Ruangan ini menampilkan kain asli Indonesia, kain batik. Namun, berbeda dengan
batik-batik yang biasa Santa Maria II pakai pada hari Sabtu, batik-batik ini dibuat
ketika Belanda masih menjajah Indonesia. Yang membuatku kagum adalah,
batik-batik dalam ruangan ini menyatukan budaya Indonesia dengan budaya dari
negeri luar, terutama dalam hal motifnya. Hasilnya pun indah, tidak kalah
dengan batik-batik asli buatan Indonesia.
Ruang ekshibisi
selanjutnya adalah Ruang Batik Pesisiran dan diikuti dengan Ruang Putri
Dambaan. Dalam ruang yang terakhir ini, kami sekeluarga diajak menyelami kisah
hidup seorang putri keraton Yogya nan cantik yang bernama Gusti Nurul
Koesoemawardhani. Beliau adalah seorang putri yang menentang keras poligami
dalam kehidupan kerajaan.
Setelah selesai
mengarungi Kampung Kambang, kami diajak duduk-duduk dan bersantai sejenak
sebelum melanjutkan tur. Kami dipersilahkan untuk mengisi angket pengunjung dan
meminum minuman khas kerajaan. Minuman yang berbahan dasar jahe itu konon dapat
menjaga agar kita tetap awet muda. Aku sendiri sih tidak merasakan dampak
setelah meminumnya. Kan aku masih muda. Hehehe.
Tur ini diakhiri
dengan kunjungan ke sebuah ruang yang penuh lukisan. Kata guide kami, ruang ini
disebut dengan Ruang Budaya. Ruangan ini menyimpan lukisan-lukisan serta patung
yang bercerita tentang budaya di kerajaan, hingga budaya masyarakat Jawa. sebut
saja, patung –patung penari Jawa klasik, lukisan pengantin Jawa, dan lukisan
lainnya. Dalam ruangan ini ada salah satu lukisan yang menurutku agak aneh.

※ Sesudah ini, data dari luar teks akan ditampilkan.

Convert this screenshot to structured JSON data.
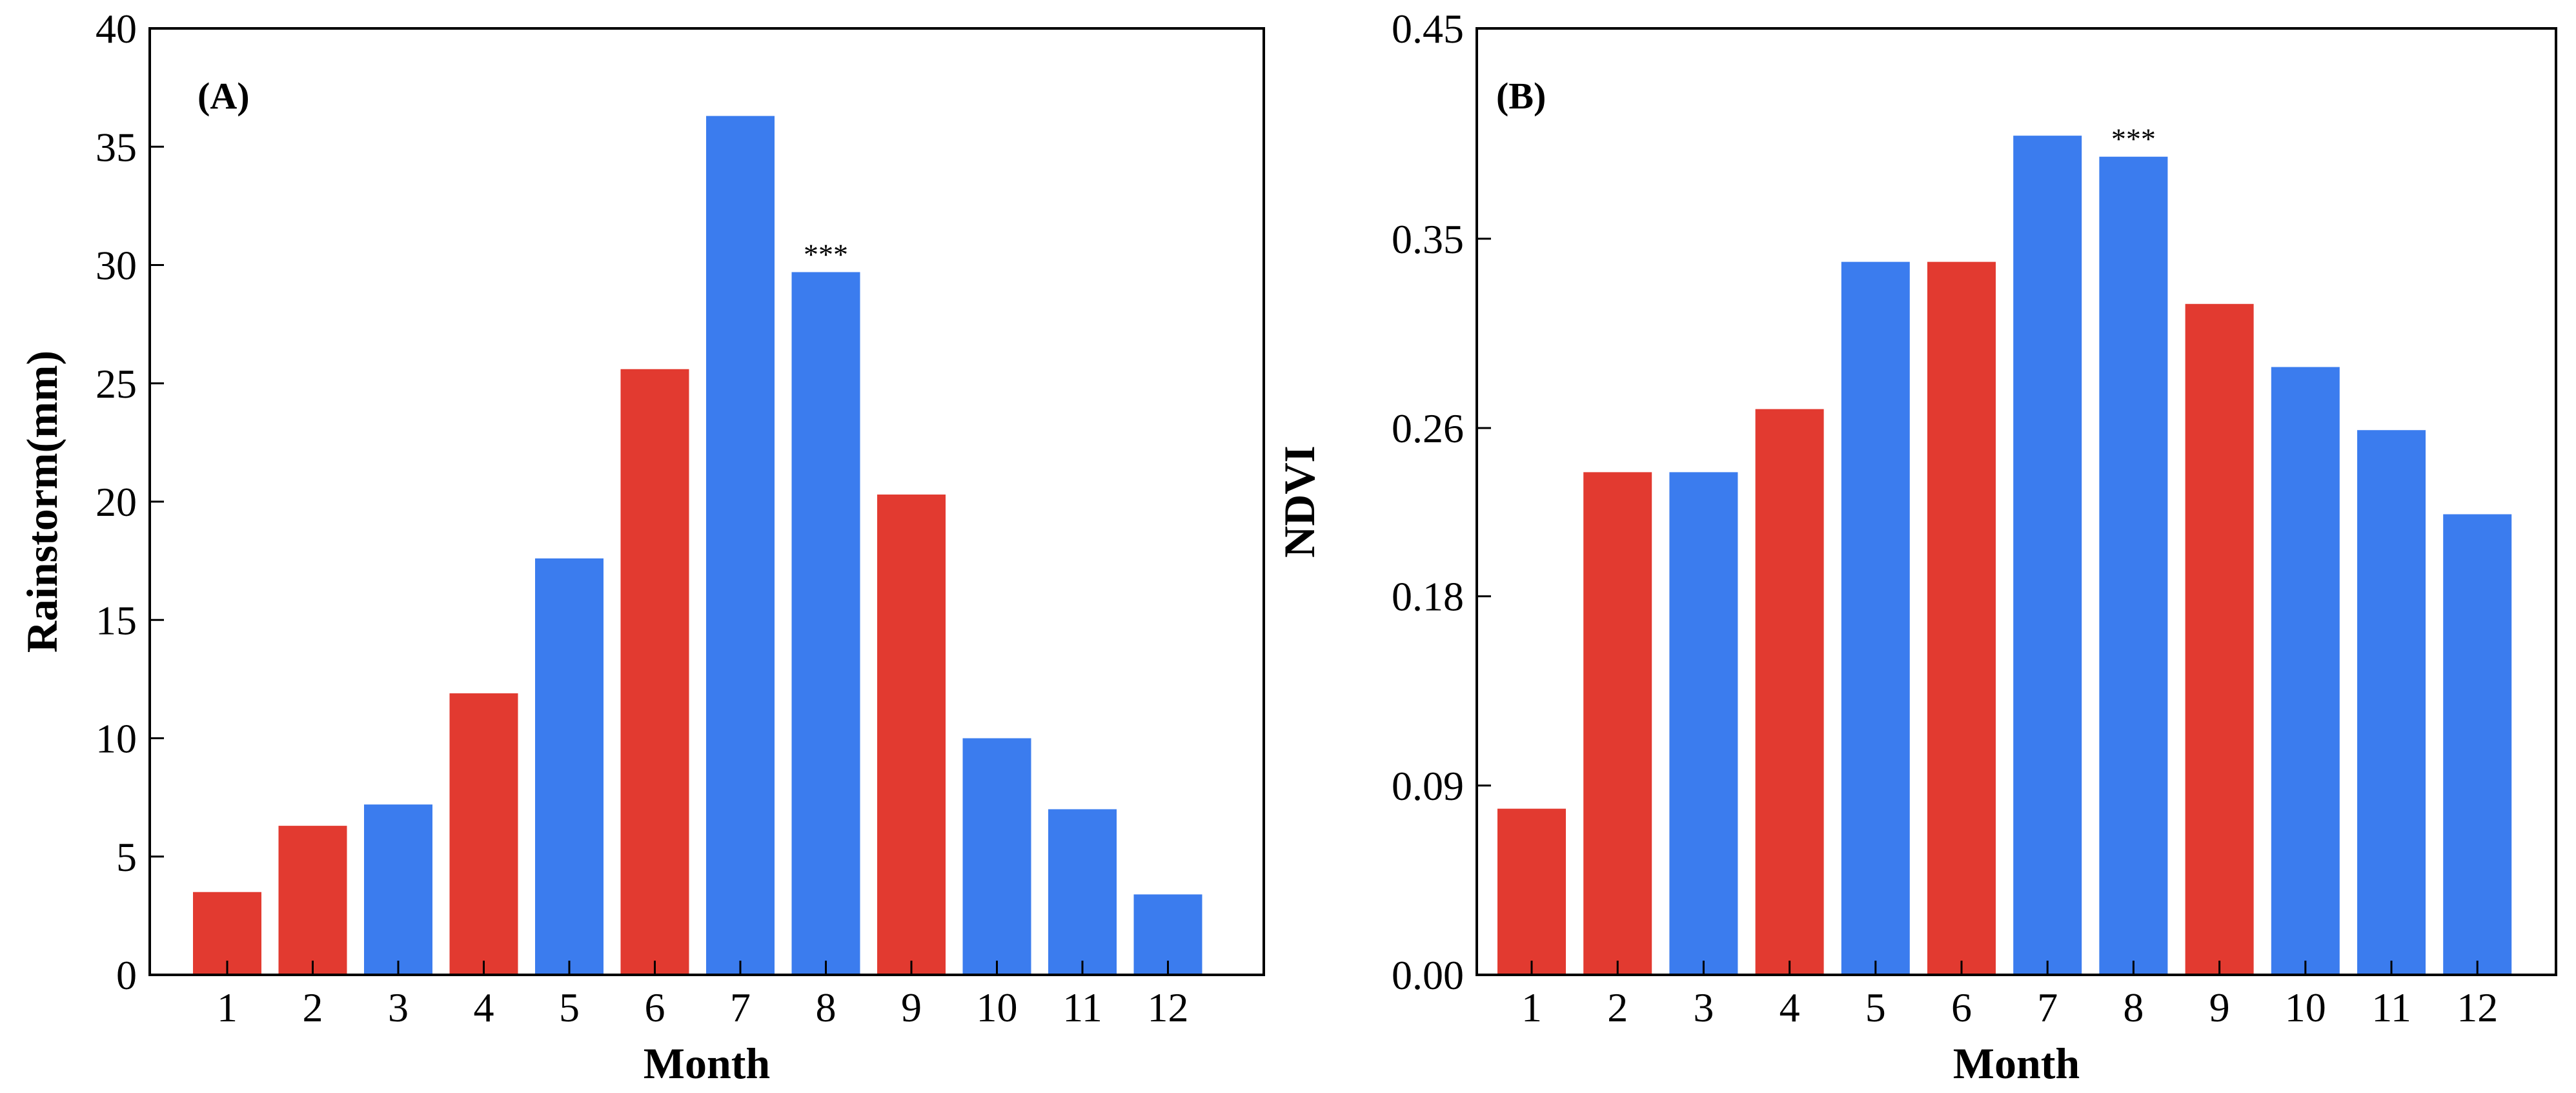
{
  "colors": {
    "red": "#E23A30",
    "blue": "#3B7CEE",
    "axis": "#000000"
  },
  "chart_data": [
    {
      "id": "A",
      "type": "bar",
      "panel_label": "(A)",
      "title": "",
      "xlabel": "Month",
      "ylabel": "Rainstorm(mm)",
      "ylim": [
        0,
        40
      ],
      "yticks": [
        0,
        5,
        10,
        15,
        20,
        25,
        30,
        35,
        40
      ],
      "ytick_labels": [
        "0",
        "5",
        "10",
        "15",
        "20",
        "25",
        "30",
        "35",
        "40"
      ],
      "categories": [
        "1",
        "2",
        "3",
        "4",
        "5",
        "6",
        "7",
        "8",
        "9",
        "10",
        "11",
        "12"
      ],
      "values": [
        3.5,
        6.3,
        7.2,
        11.9,
        17.6,
        25.6,
        36.3,
        29.7,
        20.3,
        10.0,
        7.0,
        3.4
      ],
      "bar_colors": [
        "red",
        "red",
        "blue",
        "red",
        "blue",
        "red",
        "blue",
        "blue",
        "red",
        "blue",
        "blue",
        "blue"
      ],
      "annotations": [
        {
          "category": "8",
          "text": "***"
        }
      ],
      "grid": false
    },
    {
      "id": "B",
      "type": "bar",
      "panel_label": "(B)",
      "title": "",
      "xlabel": "Month",
      "ylabel": "NDVI",
      "ylim": [
        0,
        0.45
      ],
      "yticks": [
        0,
        0.09,
        0.18,
        0.26,
        0.35,
        0.45
      ],
      "ytick_labels": [
        "0.00",
        "0.09",
        "0.18",
        "0.26",
        "0.35",
        "0.45"
      ],
      "categories": [
        "1",
        "2",
        "3",
        "4",
        "5",
        "6",
        "7",
        "8",
        "9",
        "10",
        "11",
        "12"
      ],
      "values": [
        0.079,
        0.239,
        0.239,
        0.269,
        0.339,
        0.339,
        0.399,
        0.389,
        0.319,
        0.289,
        0.259,
        0.219
      ],
      "bar_colors": [
        "red",
        "red",
        "blue",
        "red",
        "blue",
        "red",
        "blue",
        "blue",
        "red",
        "blue",
        "blue",
        "blue"
      ],
      "annotations": [
        {
          "category": "8",
          "text": "***"
        }
      ],
      "grid": false
    }
  ]
}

Dalam lukisan itu terlihat ada sembilan orang penari, beserta satu sosok penari
yang agak... tembus pandang. Mengerikan bukan? Menurut guide kami, lukisan itu
bercerita tentang ritual Tari Bedaya Agung. Tarian ini biasa ditampilkan saat
hari raya, atau perayaan besar. Dalam tarian ini, memang hanya disiapkan
sembilan penari. Tetapi ada beberapa saksi mata yang melihat penari yang ada di
sana tidak hanya bersembilan, tapi bersepuluh! Konon, ritual ini adalah ritual
untuk memanggil Nyi Rara Kidul.
Museum ini dilengkapi
pula dengan beberapa restoran dan toko souvenir beserta sebuah taman untuk
pengunjung berjalan-jalan. Yah, lumayan kan, memanfaatkan udara sejuk sebentar
sebelum kembali ke hiruk pikuk kota?